Savannah soon enrolled in doggie obedience classes to brush up on her manners and in January of 2013, she became a certified therapy dog. She did some visiting at Nathan Adelson Hospice but the long walk into the building from the parking lot and the long and slippery hallways weren't a good fit for this tripod. Soon, she found her niche at The Caring Place Nevada. She visits monthly and works with children that have cancer or have a family member affected by cancer. She has been visiting faithfully for the past four years and loves the kids. She also visits with the adults who come with the kids, hangs out and gets a lot of attention which she loves. One day while visiting at The Caring Place, a young boy asked me what happened to Savannah's leg. I replied that I didn't know and he came right back with this...."I think her leg fell off"...……...out of the mouths of babes!

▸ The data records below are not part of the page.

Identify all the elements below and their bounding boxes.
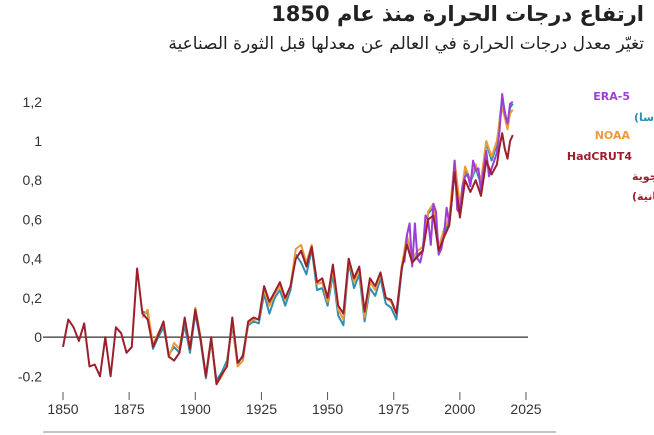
series-line-0 [403, 93, 514, 268]
chart-subtitle: تغيّر معدل درجات الحرارة في العالم عن مع… [168, 34, 644, 54]
chart-title: ارتفاع درجات الحرارة منذ عام 1850 [271, 2, 644, 26]
legend-era5: ERA-5 [593, 90, 630, 103]
legend-gistemp: GISTEMP (ناسا) [634, 111, 654, 124]
legend-hadcrut-line2: (دائرة الأنواء الجوية [632, 169, 654, 183]
legend-noaa: NOAA [595, 129, 631, 142]
legend-hadcrut: HadCRUT4 [567, 150, 632, 163]
legend-hadcrut-line3: البريطانية) [632, 190, 654, 203]
x-tick-label: 1950 [312, 401, 343, 417]
x-tick-label: 1875 [114, 401, 145, 417]
y-tick-label: 1,2 [23, 94, 43, 110]
series-line-3 [62, 132, 514, 386]
x-tick-label: 1925 [246, 401, 277, 417]
y-tick-label: 0,2 [23, 290, 43, 306]
y-tick-label: 0,6 [23, 211, 43, 227]
y-tick-label: 0,4 [23, 251, 43, 267]
series-line-2 [141, 106, 514, 386]
series-line-1 [142, 96, 514, 382]
y-tick-label: -0.2 [18, 368, 42, 384]
x-tick-label: 1850 [47, 401, 78, 417]
x-tick-label: 1975 [378, 401, 409, 417]
x-tick-label: 1900 [180, 401, 211, 417]
x-tick-label: 2000 [444, 401, 475, 417]
x-tick-label: 2025 [510, 401, 541, 417]
y-tick-label: 1 [34, 133, 42, 149]
legend: ERA-5 GISTEMP (ناسا) NOAA HadCRUT4 (دائر… [567, 90, 654, 203]
y-tick-label: 0,8 [23, 172, 43, 188]
y-tick-label: 0 [34, 329, 42, 345]
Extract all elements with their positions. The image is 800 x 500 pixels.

Since we do not know exactly how old Savannah is, we estimate her to be about 8-9 years of age now. She's getting gray in her muzzle and a bit of arthritis but she keeps on going. She has taught me so much about life and over coming a disability and living your life to the fullest.
Scuby's still trying to decide who to pick........
Klaus and I adopted Cheyenne on January 26, 2009 in Gardnerville, NV. She was approximately 2 years old, turned in by someone who apparently found her on the streets. She was full of milk, with no puppies to be found. She was a classic dark sable with beautiful amber eyes. Klaus had grown up with German Shepherds, but I had never had one, although they were my favorite breed growing up and I promised myself someday I would have one. Cheyenne was an alpha female but despite this, her and our resident female Chesapeake Bay retriever, Abby, became very close buds. Cheyenne was German Shepherd through and through. She taught me everything about the breed, particularly the traits of the dark sables, who tend to be ESPECIALLY OCD! She was obsessed with her frisbee and learned how to love to swim. Cheyenne was our backpacking girl and once hiked over 30 miles with us on a 5 day backpacking trip in the Trinity Alps. She loved every person she met, including babies and small children; she loved all dogs (big and small); she got along well with cats. On Halloween, she greeted all the trick or treaters at the door and would give them sweet kisses, if the kids were brave enough to approach. Four years before her death this January, Cheyenne was diagnosed with degenerative myelopathy. In typical Cheyenne fashion, she fought the fight with tenacity. When the end came, she let me know it was time. I had promised her the day she couldn’t hike anymore that I would honor her by letting her go. She is my heart and my soul. She touched everyone she met, two and four legged! There are so many wonderful pictures of my dark beauty, but this one is one of my favorites. It speaks volumes. She had just gotten done swimming at Whiskeytown, chasing her frisbee. Truly in her element.